TrafFix permits consideration of alternative designs

The US Supreme Court held in TrafFix Devices Inc v Marketing Displays Inc that once a product feature is found to be functional, evidence of alternative designs need not be considered. Following on from that decision, two federal appellate courts, the Ninth Circuit in Talking Rain Beverage Co v South Beach Beverage Co and the Sixth Circuit in Antioch Co v Western Trimming Corp, have now interpreted it to permit, under certain circumstances, consideration of evidence of alternative designs in determining the functionality of trade dress features.

In TrafFix, the Supreme Court rejected a rule that would bar an expired patent holder from asserting trade dress rights. Instead, it held that a utility patent may be considered strong evidence that the design features are functional and, therefore, not protectable. Moreover, the court rejected a competitive necessity test pursuant to which a feature is deemed functional if "exclusive use of [the feature] [...] would put competitors at a significant non-reputation-related disadvantage". Said the court: "Where the design is functional [...] there is no need to proceed further to consider if there is a competitive necessity for the feature." Once functionality is established, there is no need to "engage [...] in speculation about other design possibilities".

In Talking Rain, the Ninth Circuit, while stating that it was applying the Supreme Court test for functionality, nevertheless found that, when determining whether a feature is functional, courts should examine whether:

  • the advertising touts the utilitarian advantages of the design;

  • the particular design results from a comparatively simple or inexpensive method of manufacture;

  • the design yields a utilitarian advantage; and

  • alternative designs are available.

After determining that each of the first three factors weighed in favour of a finding of functionality, the court then rejected the plaintiff Talking Rain Beverage's argument that its design was one of many possible designs, and cited TrafFix holding that "the mere existence of alternatives does not render a product non-functional". The court explained that it considered the fourth factor, notwithstanding TrafFix, because "the existence of alternative designs may indicate whether the trademark itself embodies functional or merely ornamental aspects of the product".

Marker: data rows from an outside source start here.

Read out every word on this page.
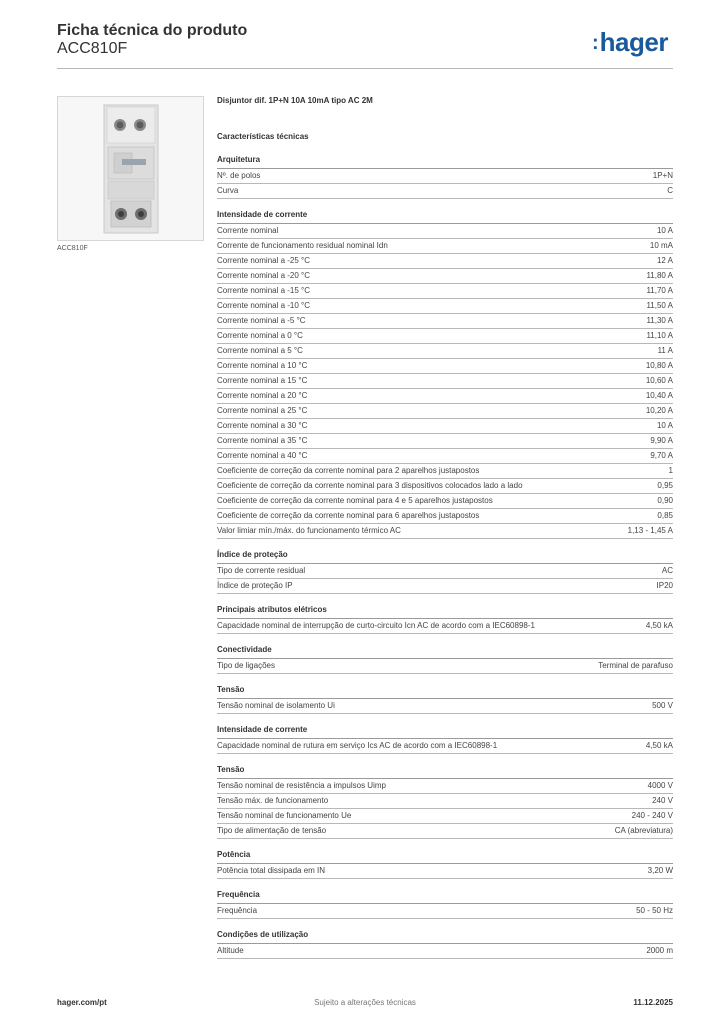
Ficha técnica do produto
ACC810F	:hager
ACC810F
Disjuntor dif. 1P+N 10A 10mA tipo AC 2M
Características técnicas
Arquitetura
Nº. de polos	1P+N
Curva	C
Intensidade de corrente
Corrente nominal	10 A
Corrente de funcionamento residual nominal Idn	10 mA
Corrente nominal a -25 °C	12 A
Corrente nominal a -20 °C	11,80 A
Corrente nominal a -15 °C	11,70 A
Corrente nominal a -10 °C	11,50 A
Corrente nominal a -5 °C	11,30 A
Corrente nominal a 0 °C	11,10 A
Corrente nominal a 5 °C	11 A
Corrente nominal a 10 °C	10,80 A
Corrente nominal a 15 °C	10,60 A
Corrente nominal a 20 °C	10,40 A
Corrente nominal a 25 °C	10,20 A
Corrente nominal a 30 °C	10 A
Corrente nominal a 35 °C	9,90 A
Corrente nominal a 40 °C	9,70 A
Coeficiente de correção da corrente nominal para 2 aparelhos justapostos	1
Coeficiente de correção da corrente nominal para 3 dispositivos colocados lado a lado	0,95
Coeficiente de correção da corrente nominal para 4 e 5 aparelhos justapostos	0,90
Coeficiente de correção da corrente nominal para 6 aparelhos justapostos	0,85
Valor limiar mín./máx. do funcionamento térmico AC	1,13 - 1,45 A
Índice de proteção
Tipo de corrente residual	AC
Índice de proteção IP	IP20
Principais atributos elétricos
Capacidade nominal de interrupção de curto-circuito Icn AC de acordo com a IEC60898-1	4,50 kA
Conectividade
Tipo de ligações	Terminal de parafuso
Tensão
Tensão nominal de isolamento Ui	500 V
Intensidade de corrente
Capacidade nominal de rutura em serviço Ics AC de acordo com a IEC60898-1	4,50 kA
Tensão
Tensão nominal de resistência a impulsos Uimp	4000 V
Tensão máx. de funcionamento	240 V
Tensão nominal de funcionamento Ue	240 - 240 V
Tipo de alimentação de tensão	CA (abreviatura)
Potência
Potência total dissipada em IN	3,20 W
Frequência
Frequência	50 - 50 Hz
Condições de utilização
Altitude	2000 m
hager.com/pt	Sujeito a alterações técnicas	11.12.2025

In Antioch, the Sixth Circuit granted summary judgment, finding that the lower court had properly reached the conclusion that "the essential feature of [the plaintiff Antioch's] claimed product configuration trade dress is its dual strap hinge design, which is unquestionably functional". The Sixth Circuit nonetheless stated that "the Supreme Court did not [...] reject the possibility that the competitive-necessity test might be applicable in certain contexts". The court further observed that the Federal Circuit (consistent with the Ninth Circuit's approach in Talking Rain) had previously held that evidence of alternative designs can be "a legitimate source of evidence to determine whether a feature is functional in the first place". The Sixth Circuit, however, neither adopted nor rejected this view, but instead stated that, at a minimum, TrafFix held that a court is "not required to examine alternative designs when applying the traditional test for functionality".

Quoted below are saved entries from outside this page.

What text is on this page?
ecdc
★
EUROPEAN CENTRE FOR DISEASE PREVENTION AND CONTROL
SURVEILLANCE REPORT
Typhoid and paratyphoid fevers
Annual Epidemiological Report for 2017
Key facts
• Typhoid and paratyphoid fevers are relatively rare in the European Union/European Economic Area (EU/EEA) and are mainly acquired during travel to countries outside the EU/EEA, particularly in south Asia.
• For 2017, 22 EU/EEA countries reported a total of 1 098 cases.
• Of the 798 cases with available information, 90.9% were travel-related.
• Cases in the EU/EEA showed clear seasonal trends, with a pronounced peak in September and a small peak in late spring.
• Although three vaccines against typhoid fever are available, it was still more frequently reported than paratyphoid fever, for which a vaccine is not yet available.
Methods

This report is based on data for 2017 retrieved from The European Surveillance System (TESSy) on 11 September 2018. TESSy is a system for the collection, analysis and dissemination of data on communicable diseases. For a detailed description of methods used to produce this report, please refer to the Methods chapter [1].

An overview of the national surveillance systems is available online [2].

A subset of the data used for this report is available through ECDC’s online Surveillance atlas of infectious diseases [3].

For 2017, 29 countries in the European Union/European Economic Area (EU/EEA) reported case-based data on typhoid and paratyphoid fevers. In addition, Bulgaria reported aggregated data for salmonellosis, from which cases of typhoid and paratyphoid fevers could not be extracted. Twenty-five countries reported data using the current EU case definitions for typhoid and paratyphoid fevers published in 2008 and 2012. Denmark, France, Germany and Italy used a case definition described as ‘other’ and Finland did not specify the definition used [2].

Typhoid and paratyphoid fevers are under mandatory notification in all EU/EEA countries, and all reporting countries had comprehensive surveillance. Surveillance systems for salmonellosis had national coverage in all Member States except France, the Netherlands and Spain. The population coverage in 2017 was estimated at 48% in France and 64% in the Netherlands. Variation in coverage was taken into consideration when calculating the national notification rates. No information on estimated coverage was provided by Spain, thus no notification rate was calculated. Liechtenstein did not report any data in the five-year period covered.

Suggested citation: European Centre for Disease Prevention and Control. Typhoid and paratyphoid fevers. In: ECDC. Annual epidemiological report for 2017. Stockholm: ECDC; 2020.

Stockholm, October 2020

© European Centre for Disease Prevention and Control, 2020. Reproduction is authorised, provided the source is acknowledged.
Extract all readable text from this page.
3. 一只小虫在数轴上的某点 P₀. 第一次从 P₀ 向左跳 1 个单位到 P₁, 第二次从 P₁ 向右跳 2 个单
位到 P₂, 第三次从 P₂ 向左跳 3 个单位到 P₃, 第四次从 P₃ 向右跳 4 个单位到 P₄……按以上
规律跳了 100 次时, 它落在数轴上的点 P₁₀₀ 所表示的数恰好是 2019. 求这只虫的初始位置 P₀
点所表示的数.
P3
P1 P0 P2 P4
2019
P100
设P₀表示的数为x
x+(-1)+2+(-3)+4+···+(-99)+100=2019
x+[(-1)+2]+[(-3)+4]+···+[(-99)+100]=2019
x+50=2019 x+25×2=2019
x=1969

TrafFix continues to be a source of controversy, although the differing views may be reconciled. The Ninth Circuit's view in Talking Rain that TrafFix permits consideration of alternative designs may arguably be explained by the lack of a design utility patent in that case. If a design patent has expired, as in TrafFix and Antioch, then there is less need to consider evidence of alternative designs, since there is already "strong evidence" that the feature is functional. On the other hand, if there is no expired patent, as in Talking Rain, then courts may need to look to additional evidence, including alternative designs, to determine whether a particular feature is functional in the first instance.